Brìgh an Òrain: A Story in Every Song

Brìgh an Òrain: A Story in Every Song

Brìgh an Òrain: A Story in Every Song

Brìgh an Òrain: A Story in Every Song

Synopsis

Few published collections of Gaelic song place the songs or their singers and communities in context. Brigh an Orain: A Story in Every Song corrects this, showing how the inherited art of a fourth-generation Canadian Gael fits within biographical, social, and historical contexts. It is the first major study of its kind to be undertaken for a Scottish Gaelic singer. The forty-eight songs and nine folktales in the collection are transcribed from field recordings and presented as the singer performed them, with an English translation provided. All the songs are accompanied by musical transcriptions. The book also includes a brief autobiography in Lauchie MacLellan's entertaining narrative style. John Shaw has added extensive notes and references, as well as photos and maps. In an era of growing appreciation of Celtic cultures, Brigh an Orain: A Story in Every Song makes an important Gaelic tradition available to the general reader. The materials also serve as a unique, adaptable resource for those with more specialized research or teaching interests in ethnology/folklore, Canadian studies, Gaelic language, ethnomusicology, Celtic studies, anthropology, and social history.

Excerpt

I grew up about two miles from the home of Lauchie MacLellan. He worked for many years as a carpenter and the windows through which I view the ocean as I write this were once installed by him. the house was originally built by my great-grandfather and he looked down from his picture “in the parlour” then, as he does now. When Lauchie MacLellan installed the windows, I believe the year was 1948 or perhaps it was a few years later. Lauchie was working on the outside of the house and was trying to insert a particularly stubborn part of the window’s casing. He struck the casing so vigorously with his hammer that it caused my great grandfather’s picture to come crashing to the floor. It was summer and the doors were opened and he heard the crash. He came rushing in to see what had happened and we all looked at my great-grandfather’s picture as it lay face down in the middle of the floor. We picked it up carefully and to the relief of us all the glass had not shattered. in hindsight, we probably should have had the foresight to remove the picture from the wall before he began his work. (Hindsight is easy.) I was about thirteen at the time and Lauchie about thirty-eight. Later he removed a sagging verandah and replaced it with a jutting little porch – a “portico” it was called at the time. It is still standing.

In later years his older children attended the same two-room school as I did.

We were there together for a number of years, although I was considerably older than they were. in the school pictures of the time we are all facing the camera in the bemused shynesses of our age.

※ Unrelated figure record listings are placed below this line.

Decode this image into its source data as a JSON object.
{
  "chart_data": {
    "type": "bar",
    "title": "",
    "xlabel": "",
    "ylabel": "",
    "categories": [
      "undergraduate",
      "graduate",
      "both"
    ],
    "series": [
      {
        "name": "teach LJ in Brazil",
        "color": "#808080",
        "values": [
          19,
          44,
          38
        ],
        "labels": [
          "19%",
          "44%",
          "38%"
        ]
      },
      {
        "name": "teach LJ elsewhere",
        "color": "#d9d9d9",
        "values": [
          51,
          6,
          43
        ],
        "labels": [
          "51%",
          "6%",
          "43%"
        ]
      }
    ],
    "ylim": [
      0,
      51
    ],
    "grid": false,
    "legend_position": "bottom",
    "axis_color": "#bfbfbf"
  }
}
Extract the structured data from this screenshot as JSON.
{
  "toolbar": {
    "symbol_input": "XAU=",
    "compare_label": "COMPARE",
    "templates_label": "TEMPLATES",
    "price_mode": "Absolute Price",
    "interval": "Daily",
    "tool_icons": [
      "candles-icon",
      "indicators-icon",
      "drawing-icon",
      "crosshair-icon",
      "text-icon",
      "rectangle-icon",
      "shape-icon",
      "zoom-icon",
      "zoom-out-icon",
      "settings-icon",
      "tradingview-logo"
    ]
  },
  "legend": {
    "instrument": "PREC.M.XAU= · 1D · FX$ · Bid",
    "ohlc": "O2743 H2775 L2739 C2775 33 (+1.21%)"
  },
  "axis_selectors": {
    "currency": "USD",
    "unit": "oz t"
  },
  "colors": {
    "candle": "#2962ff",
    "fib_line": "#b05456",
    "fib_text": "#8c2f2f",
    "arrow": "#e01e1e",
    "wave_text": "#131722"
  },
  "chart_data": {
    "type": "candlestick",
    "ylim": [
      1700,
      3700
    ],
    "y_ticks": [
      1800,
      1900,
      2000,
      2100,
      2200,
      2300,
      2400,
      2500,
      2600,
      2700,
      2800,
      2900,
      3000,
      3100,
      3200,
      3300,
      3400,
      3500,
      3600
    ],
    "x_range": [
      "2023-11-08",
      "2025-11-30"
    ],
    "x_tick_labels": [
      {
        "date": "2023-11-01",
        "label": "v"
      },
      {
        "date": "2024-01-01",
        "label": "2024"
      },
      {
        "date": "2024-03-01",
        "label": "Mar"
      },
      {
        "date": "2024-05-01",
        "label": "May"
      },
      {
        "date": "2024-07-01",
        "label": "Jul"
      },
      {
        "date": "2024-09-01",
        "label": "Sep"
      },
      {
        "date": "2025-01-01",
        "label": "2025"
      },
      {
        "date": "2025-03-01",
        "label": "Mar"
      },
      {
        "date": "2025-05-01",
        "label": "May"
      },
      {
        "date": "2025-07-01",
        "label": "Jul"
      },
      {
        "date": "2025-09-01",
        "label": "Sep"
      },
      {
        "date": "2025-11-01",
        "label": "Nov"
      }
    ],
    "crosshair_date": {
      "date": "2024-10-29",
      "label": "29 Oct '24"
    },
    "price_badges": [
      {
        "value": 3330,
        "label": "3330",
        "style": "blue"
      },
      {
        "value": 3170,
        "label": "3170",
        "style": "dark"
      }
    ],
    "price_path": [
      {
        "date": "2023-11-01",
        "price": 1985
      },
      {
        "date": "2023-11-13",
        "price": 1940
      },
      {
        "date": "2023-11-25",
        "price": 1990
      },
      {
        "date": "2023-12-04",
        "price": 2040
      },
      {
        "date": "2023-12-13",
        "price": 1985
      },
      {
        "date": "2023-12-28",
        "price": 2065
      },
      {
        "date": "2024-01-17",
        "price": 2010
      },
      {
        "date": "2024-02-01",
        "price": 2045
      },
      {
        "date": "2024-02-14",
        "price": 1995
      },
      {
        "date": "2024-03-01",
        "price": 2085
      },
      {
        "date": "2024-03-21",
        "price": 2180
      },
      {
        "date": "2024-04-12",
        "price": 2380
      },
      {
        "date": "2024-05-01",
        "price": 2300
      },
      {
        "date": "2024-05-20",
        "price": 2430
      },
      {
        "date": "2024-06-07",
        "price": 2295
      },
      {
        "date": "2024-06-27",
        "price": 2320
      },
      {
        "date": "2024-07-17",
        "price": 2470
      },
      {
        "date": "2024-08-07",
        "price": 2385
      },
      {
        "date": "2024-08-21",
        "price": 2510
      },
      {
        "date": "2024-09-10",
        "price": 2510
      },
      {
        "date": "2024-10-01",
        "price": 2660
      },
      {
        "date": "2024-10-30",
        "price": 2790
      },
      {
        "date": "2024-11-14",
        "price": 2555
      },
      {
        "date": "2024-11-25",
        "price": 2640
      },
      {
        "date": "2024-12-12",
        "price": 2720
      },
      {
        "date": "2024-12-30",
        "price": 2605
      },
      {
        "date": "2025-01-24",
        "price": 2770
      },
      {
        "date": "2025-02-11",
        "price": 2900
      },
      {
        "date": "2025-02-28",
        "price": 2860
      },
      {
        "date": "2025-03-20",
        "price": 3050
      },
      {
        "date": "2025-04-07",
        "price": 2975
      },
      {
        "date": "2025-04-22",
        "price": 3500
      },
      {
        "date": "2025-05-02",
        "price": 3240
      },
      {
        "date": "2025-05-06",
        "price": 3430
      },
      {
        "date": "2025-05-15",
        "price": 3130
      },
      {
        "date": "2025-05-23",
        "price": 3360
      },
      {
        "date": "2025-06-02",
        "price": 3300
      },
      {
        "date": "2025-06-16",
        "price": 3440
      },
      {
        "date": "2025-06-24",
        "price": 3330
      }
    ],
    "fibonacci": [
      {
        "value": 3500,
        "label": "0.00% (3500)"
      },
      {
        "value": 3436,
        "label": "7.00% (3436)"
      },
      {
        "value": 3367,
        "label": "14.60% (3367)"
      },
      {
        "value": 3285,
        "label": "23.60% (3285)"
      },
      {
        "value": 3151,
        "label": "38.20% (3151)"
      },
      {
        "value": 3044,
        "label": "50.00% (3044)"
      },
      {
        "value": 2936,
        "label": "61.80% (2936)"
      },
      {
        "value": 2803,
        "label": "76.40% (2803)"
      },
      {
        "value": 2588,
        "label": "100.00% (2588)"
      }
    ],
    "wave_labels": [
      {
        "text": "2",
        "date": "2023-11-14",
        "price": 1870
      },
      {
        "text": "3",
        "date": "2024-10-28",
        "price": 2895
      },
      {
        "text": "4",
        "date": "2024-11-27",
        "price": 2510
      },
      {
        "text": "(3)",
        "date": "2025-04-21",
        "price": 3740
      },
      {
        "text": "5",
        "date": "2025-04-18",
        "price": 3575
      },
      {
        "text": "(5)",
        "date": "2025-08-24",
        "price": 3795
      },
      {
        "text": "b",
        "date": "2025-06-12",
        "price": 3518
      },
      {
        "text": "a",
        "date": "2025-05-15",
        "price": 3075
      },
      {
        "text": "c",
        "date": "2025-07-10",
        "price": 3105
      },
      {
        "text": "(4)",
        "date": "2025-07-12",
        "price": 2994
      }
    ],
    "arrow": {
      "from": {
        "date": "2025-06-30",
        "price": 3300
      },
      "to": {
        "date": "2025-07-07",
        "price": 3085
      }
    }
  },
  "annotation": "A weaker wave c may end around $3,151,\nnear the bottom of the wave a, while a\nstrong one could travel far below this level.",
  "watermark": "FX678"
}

Many, many years later my wife sang with him in the Gaelic group Coisir an Eileann. By that time John Shaw had come into his life and had begun the task of assembling much of the material found within this volume. As I write this I can still hear, in my imaginative memory, Lauchie MacLellan’s high tenor voice as he sang the songs he so dearly loved. He loved to “practice” the songs he cared about so deeply, although again in hindsight he probably needed very little practice because the songs were so profoundly embedded within his being. He was unfailingly enthusiastic about his music and willing to share his knowledge and his insights.